Synopsis : À sa sortie de prison, un braqueur de banque part retrouver son frère, le seul à savoir où est caché le butin. Mais ce dernier, convaincu d’être la réincarnation de John Lennon, l’entraîne dans un voyage aussi inattendu qu’improbable…
Présenté hors compétition lors de la dernière Mostra de Venise, The Last Viking a depuis triomphé au box-office domestique à l’automne dernier, conquérant pas moins de 700 000 spectateurs, soit plus de 10 % de la population danoise. Jusqu’ici principalement reconnu en tant que scénariste prolifique du mouvement Dogme 95 aux côtés de cinéastes tels que Lars Von Trier ou Thomas Vinterberg, Anders Thomas Jensen a passé le cap de la réalisation au tournant des années 2000. S’inscrivant dans la plus pure tradition de la comédie nordique noire, il a fait de l’hybridation des genres sa signature distinctive. À la confluence du thriller brutal, de la farce absurde et du drame intime, Jensen fait jongler les ruptures tonales avec une fluidité et un style singuliers. Ayant enfin purgé sa peine pour braquage, Anker mise tout sur la mémoire de son frère neuro-divergent pour localiser son précieux butin, dont il doit une part à son complice et créancier. Conformément aux instructions de son aîné, Manfred l’a enfoui dans les bois cernant le manoir gothique de leur enfance, aux côtés de leurs traumatismes les plus refoulés. Mais voilà, au cours de ces quinze années d’incarcération, Manfred a eu tout le loisir de développer un trouble dissociatif de l’identité. Ne répondant plus qu’au nom de John Lennon – qui n’a aucune raison de connaître l’emplacement du magot – il se mure dans le silence. Sur les conseils d’un pseudo-psychiatre, Anker se laisse convaincre d’entrer dans son jeu, en reformant une version schizophrène des Beatles avec d’autres patients souffrant du même trouble.

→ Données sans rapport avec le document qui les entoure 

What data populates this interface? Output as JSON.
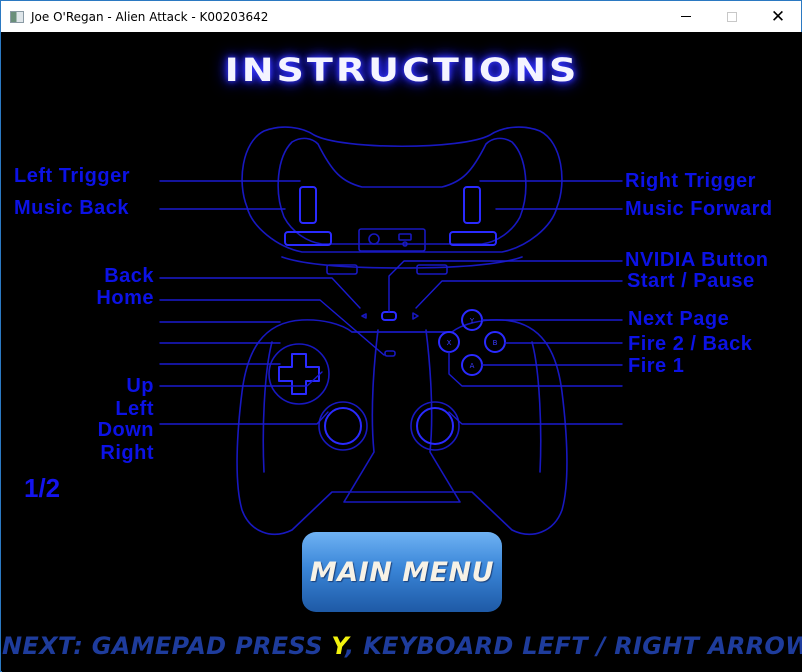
{
  "window": {
    "title": "Joe O'Regan - Alien Attack - K00203642",
    "controls": {
      "minimize": "minimize",
      "maximize": "maximize",
      "close": "✕"
    }
  },
  "screen": {
    "title": "INSTRUCTIONS",
    "page_indicator": "1/2",
    "labels_left": [
      {
        "id": "left-trigger",
        "text": "Left Trigger"
      },
      {
        "id": "music-back",
        "text": "Music Back"
      },
      {
        "id": "back",
        "text": "Back"
      },
      {
        "id": "home",
        "text": "Home"
      },
      {
        "id": "up",
        "text": "Up"
      },
      {
        "id": "left",
        "text": "Left"
      },
      {
        "id": "down",
        "text": "Down"
      },
      {
        "id": "right",
        "text": "Right"
      }
    ],
    "labels_right": [
      {
        "id": "right-trigger",
        "text": "Right Trigger"
      },
      {
        "id": "music-forward",
        "text": "Music Forward"
      },
      {
        "id": "nvidia-button",
        "text": "NVIDIA Button"
      },
      {
        "id": "start-pause",
        "text": "Start / Pause"
      },
      {
        "id": "next-page",
        "text": "Next Page"
      },
      {
        "id": "fire-2-back",
        "text": "Fire 2 / Back"
      },
      {
        "id": "fire-1",
        "text": "Fire 1"
      }
    ],
    "face_buttons": {
      "y": "Y",
      "x": "X",
      "b": "B",
      "a": "A"
    },
    "main_menu_button": "MAIN MENU",
    "footer": {
      "prefix": "NEXT: GAMEPAD PRESS ",
      "key": "Y",
      "suffix": ", KEYBOARD LEFT / RIGHT ARROWS"
    }
  },
  "colors": {
    "outline": "#1616c8",
    "label": "#0c12e6",
    "footer": "#1e3c9c",
    "footer_key": "#f2f20e",
    "button_top": "#6fb2f3",
    "button_bottom": "#1e5aa6"
  }
}
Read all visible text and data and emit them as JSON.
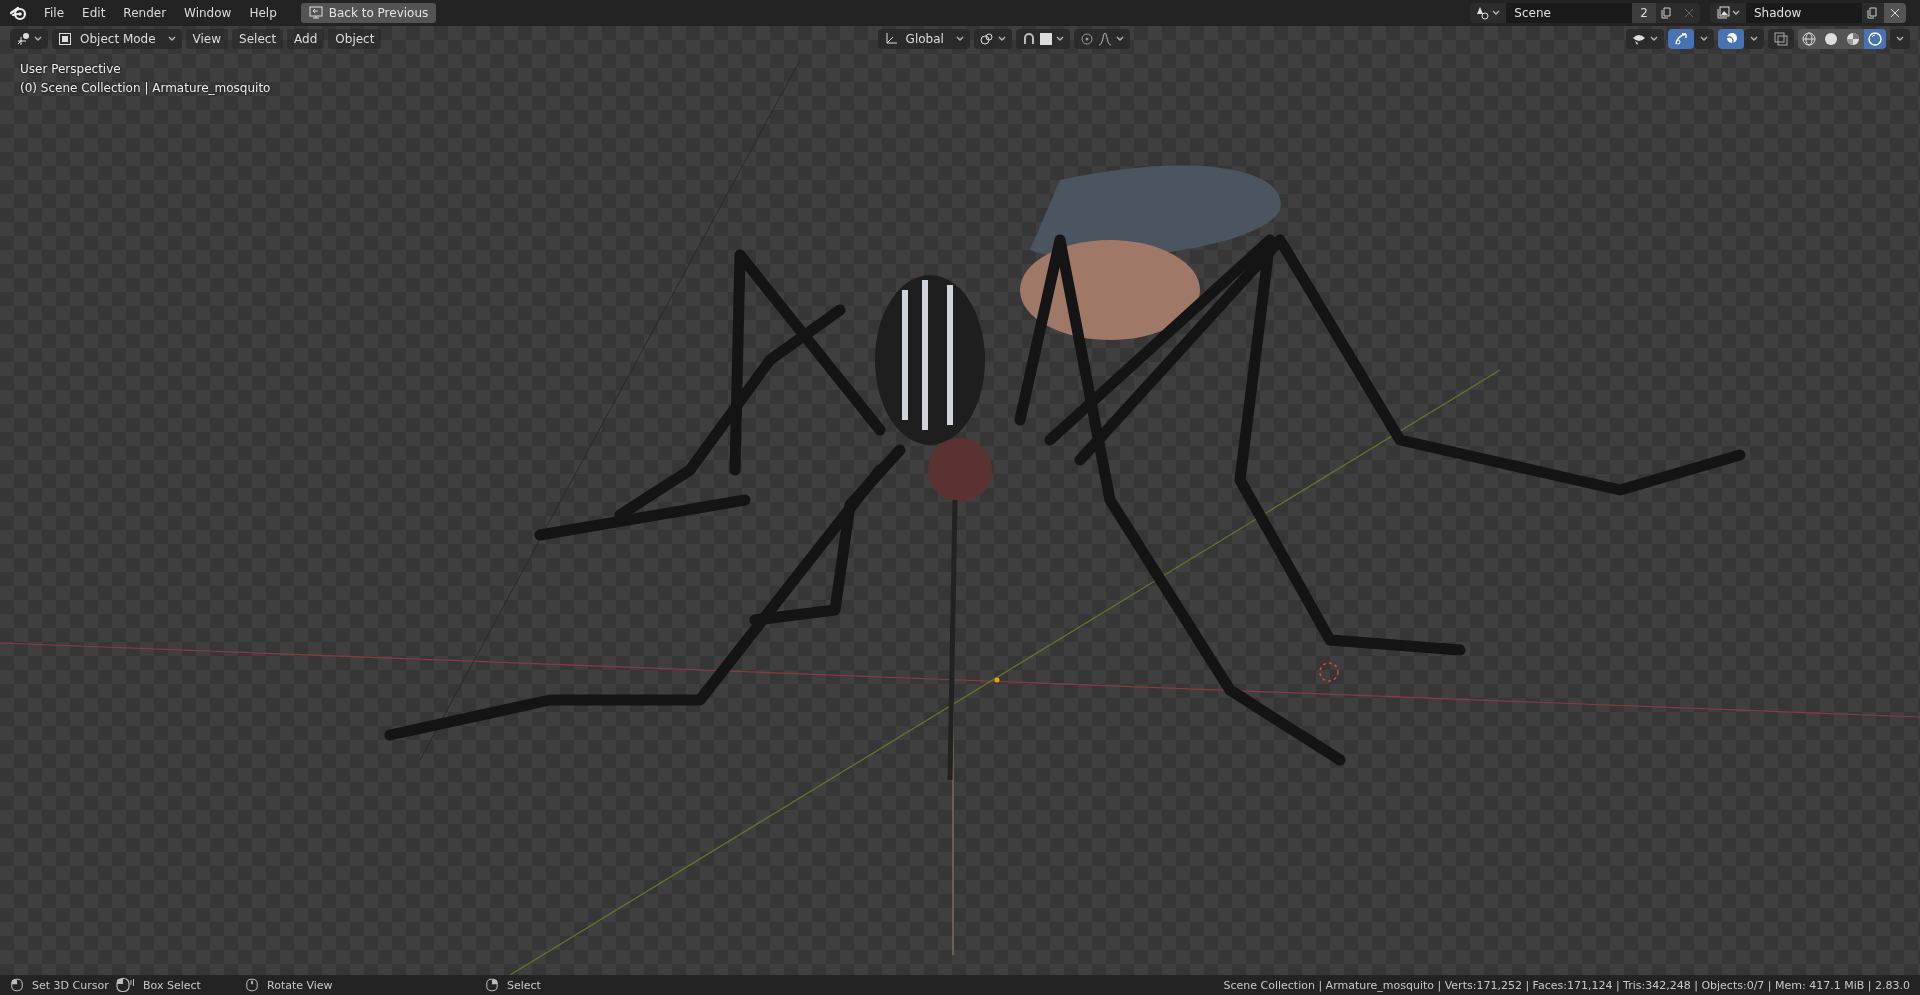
{
  "topbar": {
    "menus": [
      "File",
      "Edit",
      "Render",
      "Window",
      "Help"
    ],
    "back_button": "Back to Previous",
    "scene": {
      "name": "Scene",
      "users": "2"
    },
    "view_layer": {
      "name": "Shadow"
    }
  },
  "header": {
    "mode": "Object Mode",
    "menus": [
      "View",
      "Select",
      "Add",
      "Object"
    ],
    "orientation": "Global",
    "toggles": [
      {
        "kind": "gizmos",
        "on": true
      },
      {
        "kind": "overlays",
        "on": true
      }
    ],
    "shading": [
      {
        "kind": "wireframe",
        "selected": false
      },
      {
        "kind": "solid",
        "selected": false
      },
      {
        "kind": "material",
        "selected": false
      },
      {
        "kind": "rendered",
        "selected": true
      }
    ]
  },
  "viewport": {
    "overlay_lines": [
      "User Perspective",
      "(0) Scene Collection | Armature_mosquito"
    ]
  },
  "status_bar": {
    "hints": [
      {
        "kind": "left",
        "label": "Set 3D Cursor"
      },
      {
        "kind": "drag",
        "label": "Box Select"
      },
      {
        "kind": "middle",
        "label": "Rotate View"
      },
      {
        "kind": "right",
        "label": "Select"
      }
    ],
    "stats": "Scene Collection | Armature_mosquito | Verts:171,252 | Faces:171,124 | Tris:342,248 | Objects:0/7 | Mem: 417.1 MiB | 2.83.0"
  }
}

Pour donner chair à ce postulat déjanté à souhait, Jensen recourt à ses acteurs fétiches pour la sixième fois en l’espace de six films, confirmant ainsi qu’il conçoit son œuvre comme un cinéma de troupe. À contre-emploi, c’est à une performance d’équilibriste que s’adonne ici un Mads Mikkelsen affublé d’une perruque bouclée du plus mauvais effet. Il aborde son personnage avec une bienveillance telle qu’elle maintient toute menace de caricature à distance.
Aussi génial dans le slapstick (running gags des défenestrations à la mention de son prénom civil, ou de l’enlèvement des chiens du voisinage), que dans le tragique (ses alter ego sont autant d’armures pour survivre à la cruauté du monde), il fait rire aux éclats et nous cueille au moment où l’on s’y attend le moins. “Les gens ne sont jamais qu’une seule chose” soutient l’un des protagonistes du film, et Mads Mikkelsen en est la preuve. Complémentaire, Nikolaj Lie Kaas livre une partition plus retenue mais pas moins nuancée, partagée entre une violence bestiale acquise par la force des choses et un amour fraternel fondateur et profond.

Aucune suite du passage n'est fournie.